According to a new study, China’s advantage as a cyber power is being weakened by poor security and weak intelligence analysis. The study predicts that Beijing will not be able to match the U.S. cyber capabilities for at least a decade.
The study published by the International Institute for Strategic Studies on Monday comes as a series of hacking activities highlight the growing threat Cyber espionage By hostile countries.
In December last year, US officials discovered that the Russian foreign intelligence agency SVR hijacked the SolarWinds software to infiltrate government targets in Washington, including the Department of Commerce and the Department of Treasury. Three months later, Microsoft’s email software was hacked by suspected Chinese government-backed hackers to investigate US NGOs and think tanks.
IISS researchers rank countries based on a range of network capabilities, from the strength of the digital economy and the maturity of intelligence and security functions to the degree of integration of network facilities and military operations.
Like Russia, China has expertise in offensive cyber operations—online espionage, intellectual property theft, and false propaganda against the United States and its allies. But according to IISS, compared with their competitors, both countries are hindered by relatively loose cybersecurity.
Therefore, only the United States is ranked by think tanks as the “top” cyber power, with China, Russia, the United Kingdom, Australia, Canada, France, and Israel ranking second. The third tier includes India, Indonesia, Japan, Malaysia, North Korea, Iran and Vietnam.

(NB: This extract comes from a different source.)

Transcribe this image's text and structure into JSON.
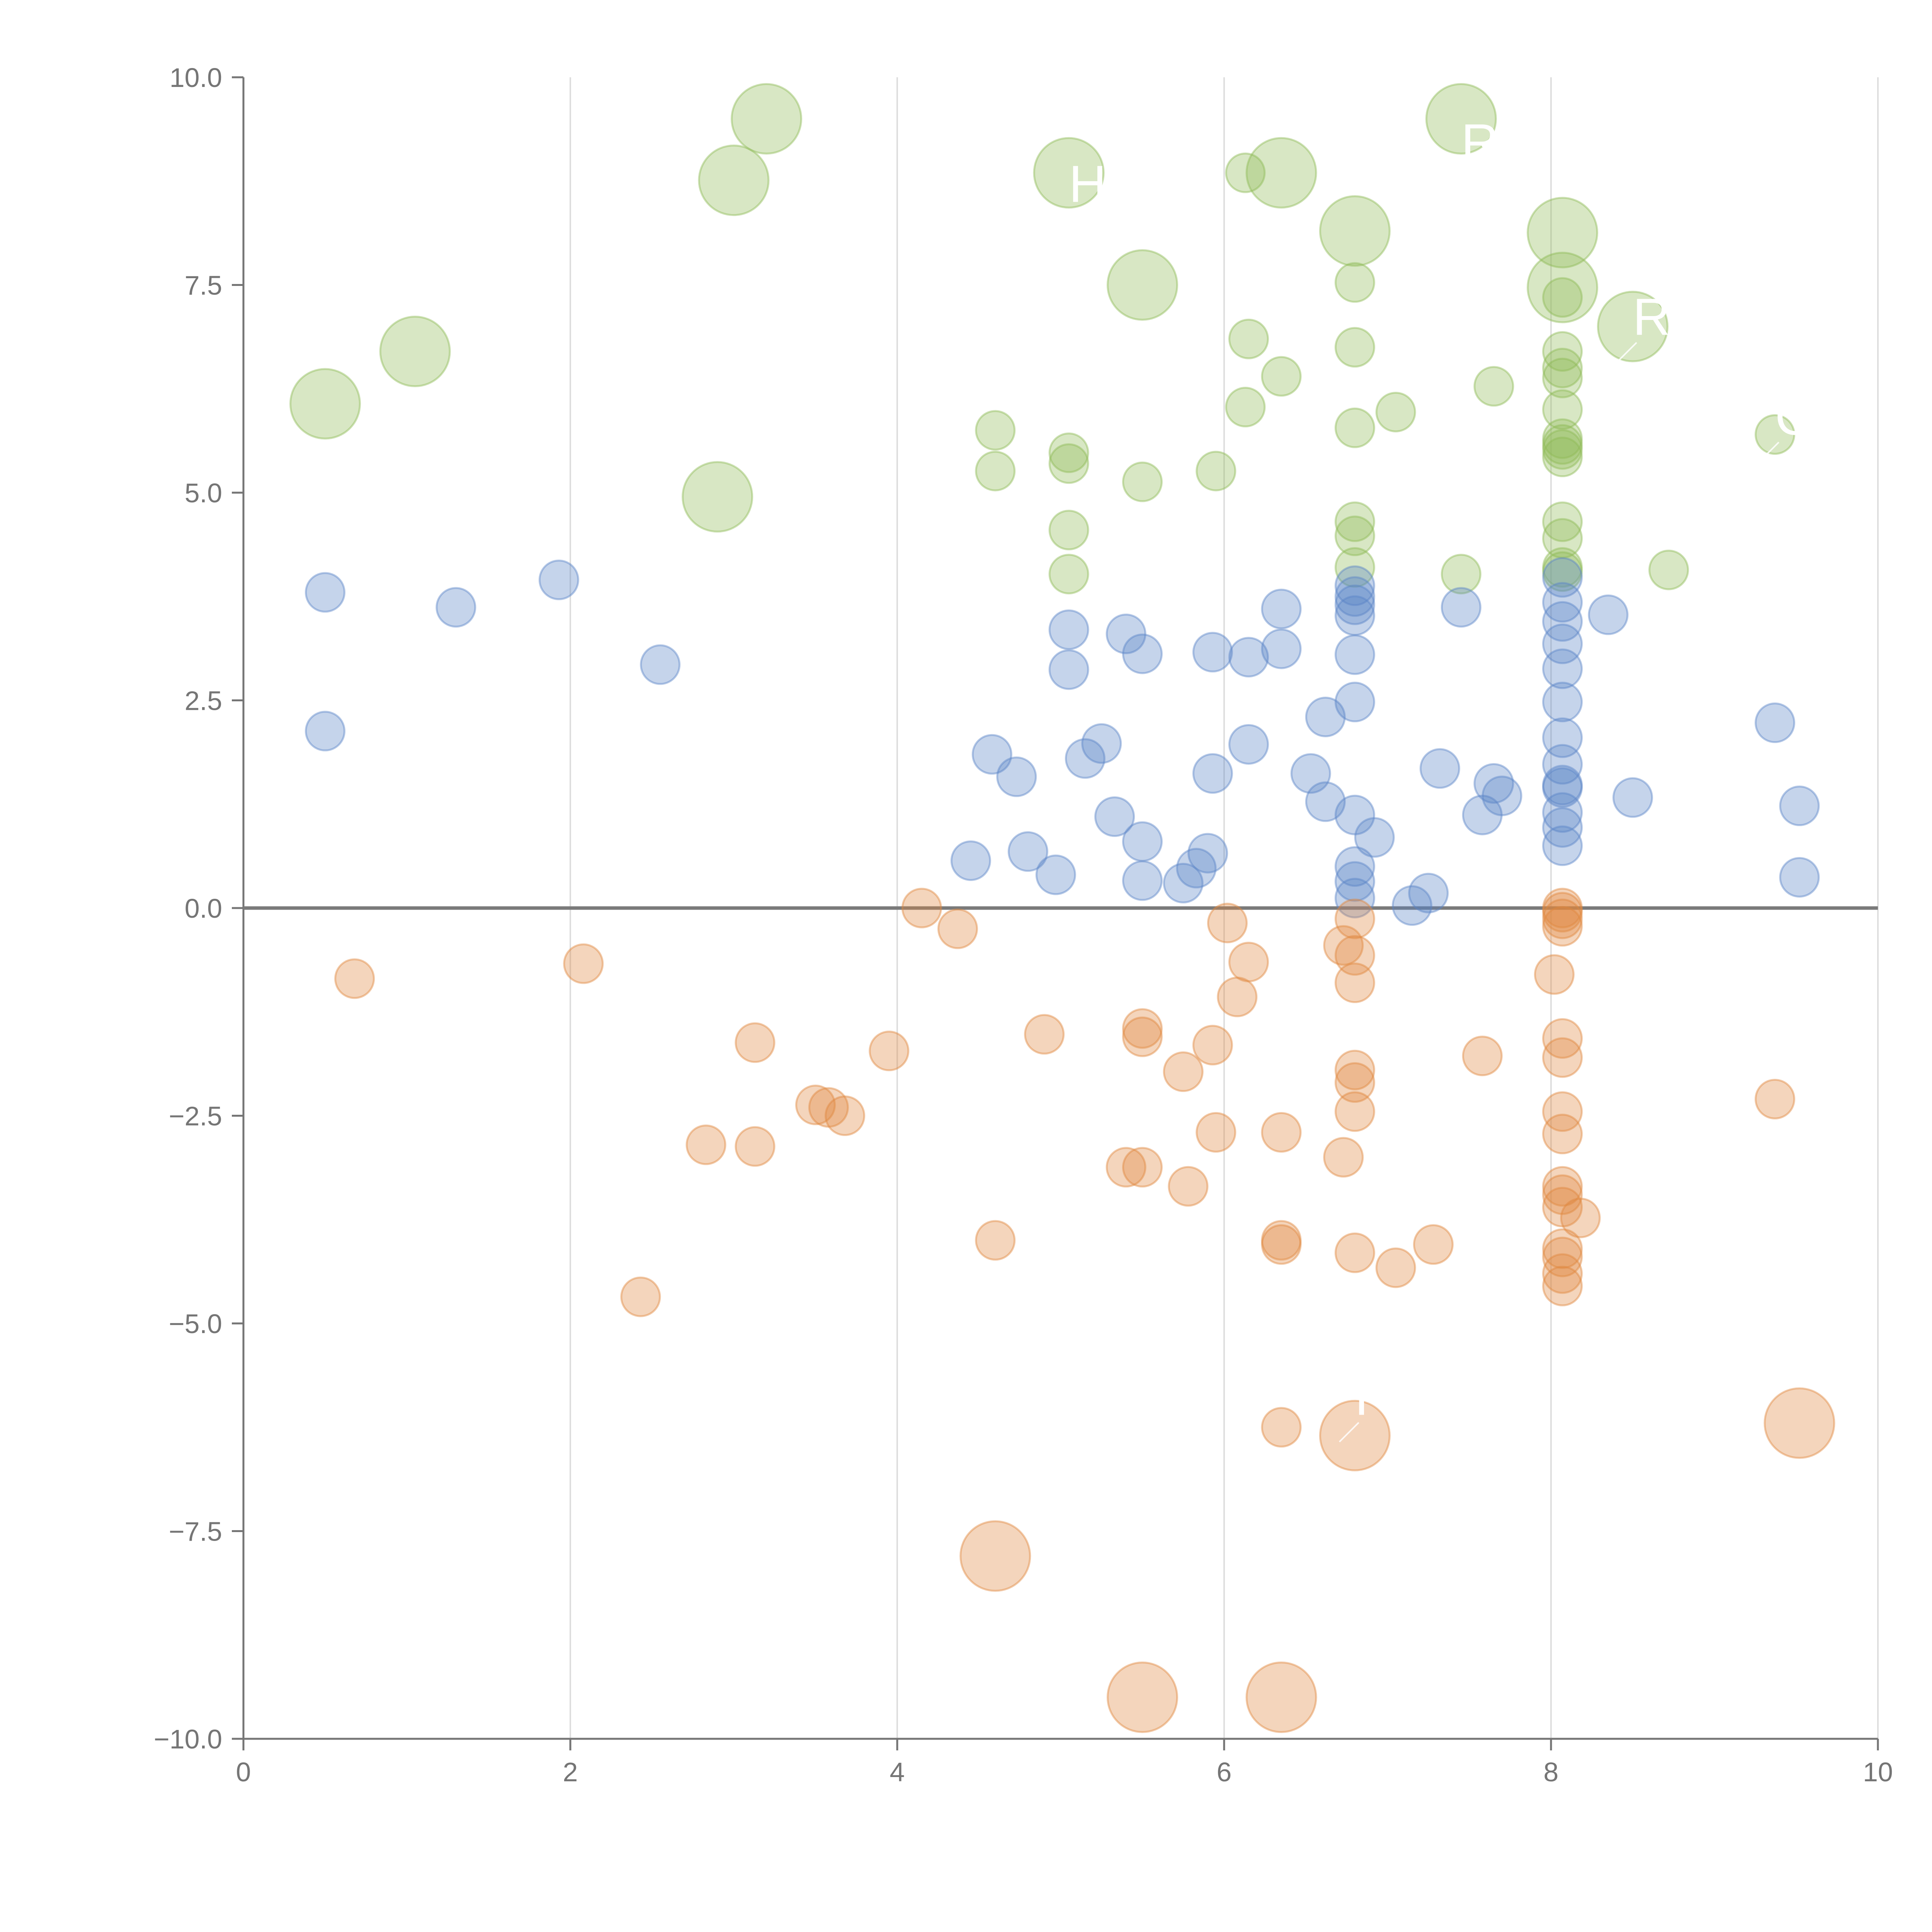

Greg Austin, an IISS expert on cyber, space and future conflicts, said that media reports only focus on the positive aspects of China’s digital progress—such as its desire to become a global leader in artificial intelligence—that has led to “exaggerated” Views of its network strength. “In all respects, the development of China’s cyber security skills is worse than in many other countries,” he said.
According to the report, Beijing’s focus on “content security” – restricting politically disruptive information on its domestic Internet – may have weakened its supervision of the physical networks that transmit this information. IISS also stated that China’s analysis of cyber intelligence is “not as mature” as the intelligence allies of the Five Eyes Alliance (the United States, the United Kingdom, Canada, Australia, and New Zealand) because it is ideologically driven and “increased by… . The political goals of the leaders of the Communist Party”.
Austin said that the information age is reshaping global dynamics, so traditional powerhouses such as India and Japan are beginning to lag behind third-tier network operators, while smaller countries such as Israel and Australia have built cutting-edge network skills and pushed them to the second tier. .
According to IISS, what makes the United States stand out in the first echelon is its unparalleled digital industrial foundation, encryption expertise, and ability to perform “complex, surgical” cyber attacks on adversaries. Unlike rivals such as China and Russia, the United States also benefits from close alliances with other cyber powers, including its partners in the Five Eyes Alliance.
However, the United States and its allies are increasingly at risk of ransomware attacks-such as those Colonial pipeline with Health Services in Ireland Last month-initiated by Russian criminal hackers, these hackers are not under the command of the state, but their activities are clearly tolerated by the authorities.
Robert Hannigan, the former director of British intelligence agency GCHQ and current senior director of cybersecurity company BlueVoyant, said that he agrees with many of IISS’s conclusions, but questioned the extent to which Beijing and Moscow will be hindered by weak cyber defenses.
Hannigan said: “Although Russia and China are indeed less developed in cybersecurity, their need for cybersecurity is not so urgent compared with open Western economies.” “This threat is not symmetrical: Western economies. The body is being besieged by cybercriminal groups based in Russia that are tolerated or permitted by it-the reverse is not true.”
He added that although Russia knows that the West will not indiscriminately target critical civilian infrastructure in a destructive way, Russian institutions are “qualified to act recklessly.” “This in turn requires the West to improve cyber security,” he said.